La Cowansvilloise Pauline Lavigne est passée maître dans l’art de l’hybridation d’hémérocalles.

Une passion devenue emblème floral

Les hémérocalles hybrides créées par la Cowansvilloise Pauline Lavigne rayonnent au Québec, et même aux États-Unis. L’une d’elles, La Surprenante, a désormais une résonnance toute spéciale à Cowansville: elle en est devenue l’emblème floral.

«Le premier plant sera mis en terre à l’hôtel de ville. Éventuellement, on en mettra aussi ailleurs en ville», affirme la mairesse, Sylvie Beauregard.

Selon elle, ce sont les élus qui ont ainsi baptisé cette variété d’hémérocalles choisie et offerte par le club d’horticulture local. Ils ont opté pour l’appellation La Surprenante afin de faire un lien avec la campagne promotionnelle «Cowansville, surprenante». Des publicités ont été diffusées, dans le cadre de cette campagne, durant la télésérie L’Heure bleue, dont certaines scènes sont tournées à Cowansville.

«Fière» de cette reconnaissance, Pauline Lavigne estime qu’il s’agit d’un nom approprié pour cette variété toute en hauteur qui produit de jolies fleurs blanches avec un œil et une bordure pourpre. «Elle est visible de loin», fait-elle valoir dans un sourire.

À ce jour, l’horticultrice a fait enregistrer une dizaine de ses créations auprès de la American Hemerocallis Society (AHS). La Surprenante, fruit du croisement entre Always Afternoon et Canadian Border Patrol, sera ajoutée au lot cette année, dit celle pour qui l’hybridation est pratiquement devenue un jeu.

Un jeu qui a d’ailleurs des allures de cadeaux en période de floraison estivale. «C’est comme Noël tous les matins parce que c’est la première fois dans le monde qu’on peut voir les fleurs (des hybrides testées). L’été, je suis dans le jardin à 5h30», lance-t-elle.

La Surprenante, avec ses fleurs blanches et son œil pourpre.

Patience
Bon an, mal an, Pauline Lavigne dit démarrer quelque 200 semis d’hybridation. Dans le lot, un ou deux «mariages» de variétés offrent des résultats suffisamment concluants pour être enregistrés auprès de l’AHS, soit avec un plant en santé et des fleurs attrayantes. Les autres finissent au compost, dit-elle.

Détail: les noms que cette native du Pays de Galles qui a grandi à Farnham donne à ses fleurs sont représentatifs de ses racines anglophones et francophones. Le préfixe Townships est ainsi toujours jumelé à une appellation en français, dont Crème anglaise, Beau geste, Sorbet, Mystère, Coquette, Framboises et mûres.
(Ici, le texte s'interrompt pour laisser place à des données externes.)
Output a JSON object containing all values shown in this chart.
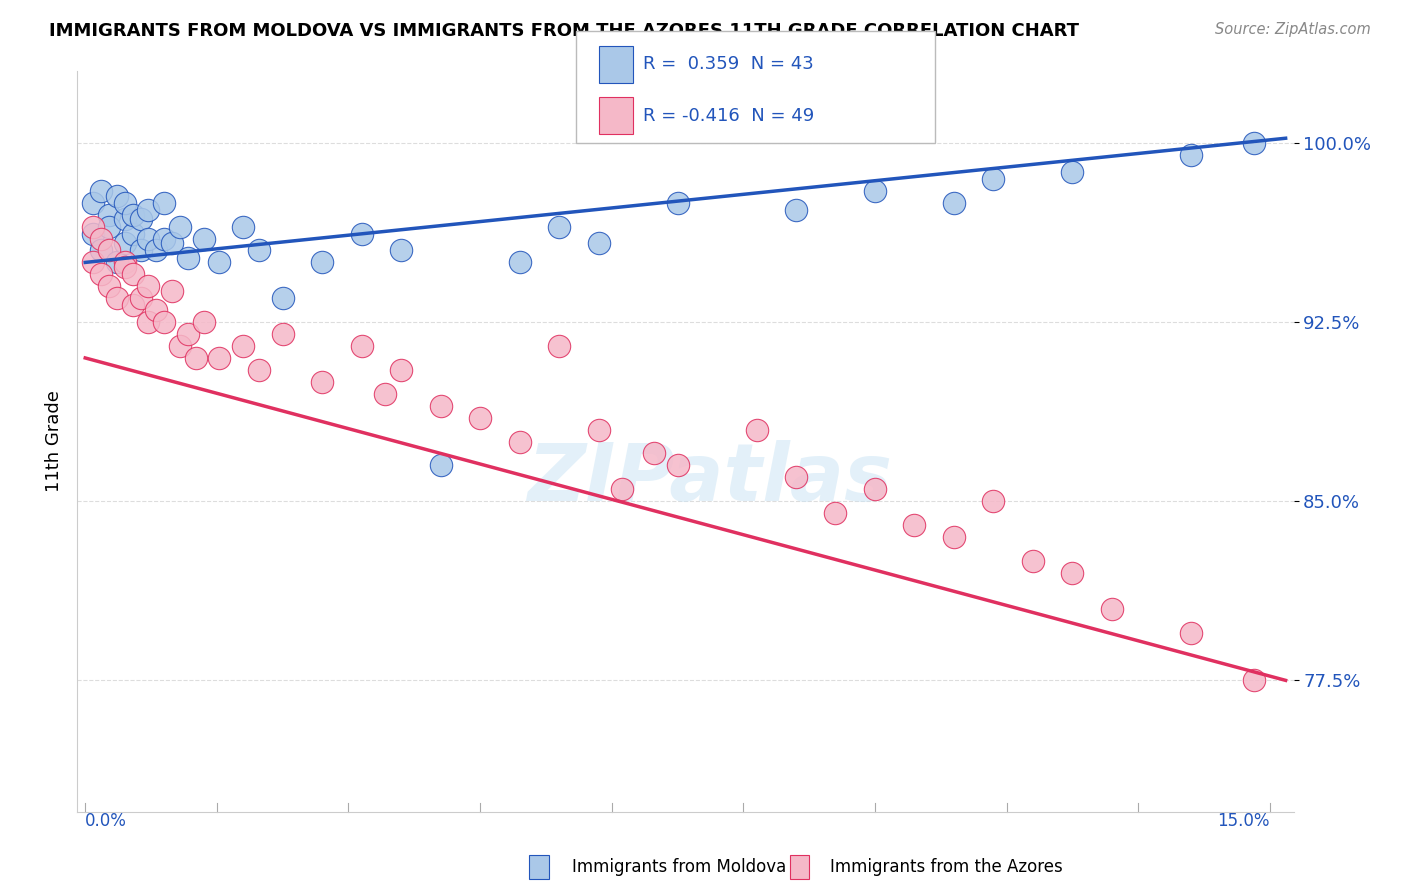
{
  "title": "IMMIGRANTS FROM MOLDOVA VS IMMIGRANTS FROM THE AZORES 11TH GRADE CORRELATION CHART",
  "source": "Source: ZipAtlas.com",
  "ylabel": "11th Grade",
  "watermark": "ZIPatlas",
  "legend_label1": "Immigrants from Moldova",
  "legend_label2": "Immigrants from the Azores",
  "r1": "0.359",
  "n1": "43",
  "r2": "-0.416",
  "n2": "49",
  "yticks": [
    77.5,
    85.0,
    92.5,
    100.0
  ],
  "ylim": [
    72.0,
    103.0
  ],
  "xlim": [
    -0.001,
    0.153
  ],
  "color_moldova": "#aac8e8",
  "color_azores": "#f5b8c8",
  "line_color_moldova": "#2255bb",
  "line_color_azores": "#e03060",
  "background_color": "#ffffff",
  "mol_line_y0": 95.0,
  "mol_line_y1": 100.2,
  "az_line_y0": 91.0,
  "az_line_y1": 77.5,
  "moldova_points": [
    [
      0.001,
      97.5
    ],
    [
      0.001,
      96.2
    ],
    [
      0.002,
      98.0
    ],
    [
      0.002,
      95.5
    ],
    [
      0.003,
      97.0
    ],
    [
      0.003,
      96.5
    ],
    [
      0.004,
      97.8
    ],
    [
      0.004,
      95.0
    ],
    [
      0.005,
      96.8
    ],
    [
      0.005,
      97.5
    ],
    [
      0.005,
      95.8
    ],
    [
      0.006,
      96.2
    ],
    [
      0.006,
      97.0
    ],
    [
      0.007,
      95.5
    ],
    [
      0.007,
      96.8
    ],
    [
      0.008,
      97.2
    ],
    [
      0.008,
      96.0
    ],
    [
      0.009,
      95.5
    ],
    [
      0.01,
      97.5
    ],
    [
      0.01,
      96.0
    ],
    [
      0.011,
      95.8
    ],
    [
      0.012,
      96.5
    ],
    [
      0.013,
      95.2
    ],
    [
      0.015,
      96.0
    ],
    [
      0.017,
      95.0
    ],
    [
      0.02,
      96.5
    ],
    [
      0.022,
      95.5
    ],
    [
      0.025,
      93.5
    ],
    [
      0.03,
      95.0
    ],
    [
      0.035,
      96.2
    ],
    [
      0.04,
      95.5
    ],
    [
      0.045,
      86.5
    ],
    [
      0.055,
      95.0
    ],
    [
      0.06,
      96.5
    ],
    [
      0.065,
      95.8
    ],
    [
      0.075,
      97.5
    ],
    [
      0.09,
      97.2
    ],
    [
      0.1,
      98.0
    ],
    [
      0.11,
      97.5
    ],
    [
      0.115,
      98.5
    ],
    [
      0.125,
      98.8
    ],
    [
      0.14,
      99.5
    ],
    [
      0.148,
      100.0
    ]
  ],
  "azores_points": [
    [
      0.001,
      96.5
    ],
    [
      0.001,
      95.0
    ],
    [
      0.002,
      94.5
    ],
    [
      0.002,
      96.0
    ],
    [
      0.003,
      95.5
    ],
    [
      0.003,
      94.0
    ],
    [
      0.004,
      93.5
    ],
    [
      0.005,
      95.0
    ],
    [
      0.005,
      94.8
    ],
    [
      0.006,
      93.2
    ],
    [
      0.006,
      94.5
    ],
    [
      0.007,
      93.5
    ],
    [
      0.008,
      92.5
    ],
    [
      0.008,
      94.0
    ],
    [
      0.009,
      93.0
    ],
    [
      0.01,
      92.5
    ],
    [
      0.011,
      93.8
    ],
    [
      0.012,
      91.5
    ],
    [
      0.013,
      92.0
    ],
    [
      0.014,
      91.0
    ],
    [
      0.015,
      92.5
    ],
    [
      0.017,
      91.0
    ],
    [
      0.02,
      91.5
    ],
    [
      0.022,
      90.5
    ],
    [
      0.025,
      92.0
    ],
    [
      0.03,
      90.0
    ],
    [
      0.035,
      91.5
    ],
    [
      0.038,
      89.5
    ],
    [
      0.04,
      90.5
    ],
    [
      0.045,
      89.0
    ],
    [
      0.05,
      88.5
    ],
    [
      0.055,
      87.5
    ],
    [
      0.06,
      91.5
    ],
    [
      0.065,
      88.0
    ],
    [
      0.068,
      85.5
    ],
    [
      0.072,
      87.0
    ],
    [
      0.075,
      86.5
    ],
    [
      0.085,
      88.0
    ],
    [
      0.09,
      86.0
    ],
    [
      0.095,
      84.5
    ],
    [
      0.1,
      85.5
    ],
    [
      0.105,
      84.0
    ],
    [
      0.11,
      83.5
    ],
    [
      0.115,
      85.0
    ],
    [
      0.12,
      82.5
    ],
    [
      0.125,
      82.0
    ],
    [
      0.13,
      80.5
    ],
    [
      0.14,
      79.5
    ],
    [
      0.148,
      77.5
    ]
  ]
}
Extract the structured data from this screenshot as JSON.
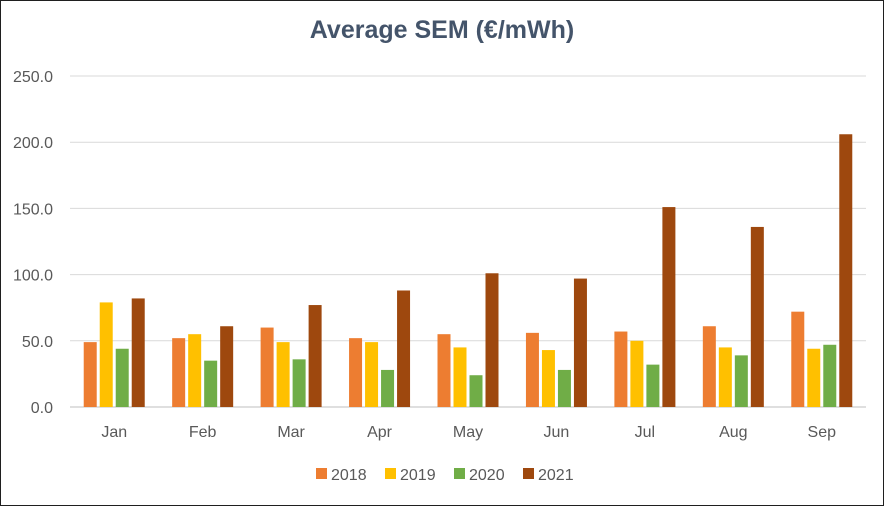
{
  "chart_data": {
    "type": "bar",
    "title": "Average SEM (€/mWh)",
    "xlabel": "",
    "ylabel": "",
    "ylim": [
      0,
      250
    ],
    "yticks": [
      "0.0",
      "50.0",
      "100.0",
      "150.0",
      "200.0",
      "250.0"
    ],
    "grid": true,
    "legend_position": "bottom",
    "categories": [
      "Jan",
      "Feb",
      "Mar",
      "Apr",
      "May",
      "Jun",
      "Jul",
      "Aug",
      "Sep"
    ],
    "series": [
      {
        "name": "2018",
        "color": "#ed7d31",
        "values": [
          49,
          52,
          60,
          52,
          55,
          56,
          57,
          61,
          72
        ]
      },
      {
        "name": "2019",
        "color": "#ffc000",
        "values": [
          79,
          55,
          49,
          49,
          45,
          43,
          50,
          45,
          44
        ]
      },
      {
        "name": "2020",
        "color": "#70ad47",
        "values": [
          44,
          35,
          36,
          28,
          24,
          28,
          32,
          39,
          47
        ]
      },
      {
        "name": "2021",
        "color": "#9e480e",
        "values": [
          82,
          61,
          77,
          88,
          101,
          97,
          151,
          136,
          206
        ]
      }
    ]
  }
}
Cela fait près d’une vingtaine d’années que Mme Lavigne s’est prise de passion pour l’hybridation d’hémérocalles. Elle s’est notamment lancée dans l’aventure, car certaines variétés aux couleurs variées qu’elle voyait dans les catalogues américains présentaient des coûts de livraison très élevés.

Membre de différentes sociétés d’horticulture, elle a néanmoins pu effectuer des achats groupés et se constituer un «stock de base» pour commencer ses expériences. Elle a aussi effectué des achats avec le Cowansvillois Howard Hackwell, qui partageait sa passion des fleurs.

Si le résultat est toujours une surprise, Pauline Lavigne affirme choisir avec soin les «parents» de ses hybrides, selon leur taille, la couleur et le diamètre des fleurs, etc. L’hybridation lui a d’ailleurs appris à faire preuve de patience, surtout lors des premières années. «Ça prend deux, trois ans, des fois quatre, avant d’avoir les premières fleurs», dit-elle.

Partage
Quelques-unes des hémérocalles hybrides créées par Pauline Lavigne sont vendues dans un centre de jardinage spécialisé dans la culture d’hémérocalles à Saint-Édouard-de Lotbinière, tandis que d’autres sont offertes dans quelques points de vente aux États-Unis ou acheminées par la poste ailleurs au Canada.

L’horticultrice prolifique partage par ailleurs sa passion avec plusieurs amies. Elle dit aimer l’échange d’idées et de plantes que cet intérêt entraîne. Présente sur Facebook, Pauline Lavigne aime présenter ses découvertes, ainsi que les beautés fleuries du jour dans son jardin personnel. Celui-ci regorge évidemment d’hémérocalles — plus de 500 cultivars —, mais aussi d’hostas, de pivoines, de primevères, de pavots, etc.

À l’origine, c’est dans un potager que Mme Lavigne a apprivoisé le travail de la terre. Là aussi, elle aimait sortir des sentiers battus et tester des variétés de légumes moins communes, mais son intérêt pour les fleurs a fini par l’emporter. Seuls quelques plants de tomates et de rhubarbe ont conservé leur place dans cet éden coloré.